According to Biography.com, in addition to growing up in a poor family, El Chapo also had an abusive father who was involved in the drug trade.

As a teenager, Guzmán was kicked out of his family home. With no formal education, he sold small amounts of drugs in order to provide for himself. Guzmán described to Martinez how, every day, he would scrape the milky substance from poppy flowers in order to make heroin.

From his beginnings as a low-level supplier, he slowly rose in the ranks of the drug world hierarchy to become kingpin.

However, this is not as much an example of enterprise, as it is of opportunism.

As long as there is a demand, there will always be those willing to supply. And as long as there are those willing to supply, there will always be a leader, a kingpin, someone to orchestrate the distribution and sale of narcotics.

While movies such as The Godfather would have you lionize these men and their seemingly unlimited power and wealth, they are no more in control of their fates than any low-ranking member of their gang.

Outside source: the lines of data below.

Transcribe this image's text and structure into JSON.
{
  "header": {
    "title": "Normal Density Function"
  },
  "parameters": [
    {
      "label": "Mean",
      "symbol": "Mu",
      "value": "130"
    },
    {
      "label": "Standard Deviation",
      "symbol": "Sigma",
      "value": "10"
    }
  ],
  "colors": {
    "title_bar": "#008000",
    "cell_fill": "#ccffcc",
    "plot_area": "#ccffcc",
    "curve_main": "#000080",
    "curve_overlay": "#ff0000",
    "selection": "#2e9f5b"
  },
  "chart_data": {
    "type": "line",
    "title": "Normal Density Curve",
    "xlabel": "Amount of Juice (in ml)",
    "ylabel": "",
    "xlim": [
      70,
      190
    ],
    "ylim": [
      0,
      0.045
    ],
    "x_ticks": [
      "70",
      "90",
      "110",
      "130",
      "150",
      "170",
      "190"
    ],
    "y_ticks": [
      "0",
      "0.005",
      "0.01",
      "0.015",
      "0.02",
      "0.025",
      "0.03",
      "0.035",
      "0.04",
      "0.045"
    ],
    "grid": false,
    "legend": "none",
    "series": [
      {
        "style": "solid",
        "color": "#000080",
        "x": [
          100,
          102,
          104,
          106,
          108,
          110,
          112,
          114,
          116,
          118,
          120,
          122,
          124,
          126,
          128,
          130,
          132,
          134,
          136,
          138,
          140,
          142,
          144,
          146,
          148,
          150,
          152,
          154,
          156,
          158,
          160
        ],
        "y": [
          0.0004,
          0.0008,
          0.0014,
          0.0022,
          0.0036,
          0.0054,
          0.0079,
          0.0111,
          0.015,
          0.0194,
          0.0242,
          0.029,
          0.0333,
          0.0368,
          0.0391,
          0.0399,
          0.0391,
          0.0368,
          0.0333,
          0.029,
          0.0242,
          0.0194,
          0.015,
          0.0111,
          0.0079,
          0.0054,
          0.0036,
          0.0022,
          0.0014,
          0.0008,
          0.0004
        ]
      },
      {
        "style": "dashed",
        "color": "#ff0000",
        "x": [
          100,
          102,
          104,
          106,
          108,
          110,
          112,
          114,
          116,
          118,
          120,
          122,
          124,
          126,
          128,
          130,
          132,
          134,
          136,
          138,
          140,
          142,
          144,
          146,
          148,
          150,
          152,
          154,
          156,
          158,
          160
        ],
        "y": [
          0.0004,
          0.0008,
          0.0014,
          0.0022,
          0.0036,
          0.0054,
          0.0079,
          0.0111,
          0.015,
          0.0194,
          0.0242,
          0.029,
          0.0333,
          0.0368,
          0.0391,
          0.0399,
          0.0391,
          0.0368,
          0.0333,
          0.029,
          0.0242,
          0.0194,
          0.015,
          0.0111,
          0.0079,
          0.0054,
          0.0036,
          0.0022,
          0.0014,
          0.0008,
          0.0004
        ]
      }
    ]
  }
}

And while we remain fixated on these lone figures, we will never get to the root of the problem.

While it is yet to be determined whether or not El Chapo is truly a scapegoat, his sentence alone will not decide the outcome on the war on drugs.

Therefore, we should not settle for putting away the men and women who are, in some ways, no more in control of their fates than the people whom they are supplying.

The best way to get back the sum of what we’ve lost to addiction is not by attaching a $14 billion dollar price tag to a drug lord, but by prioritizing the health and safety of the billions who still struggle with addiction.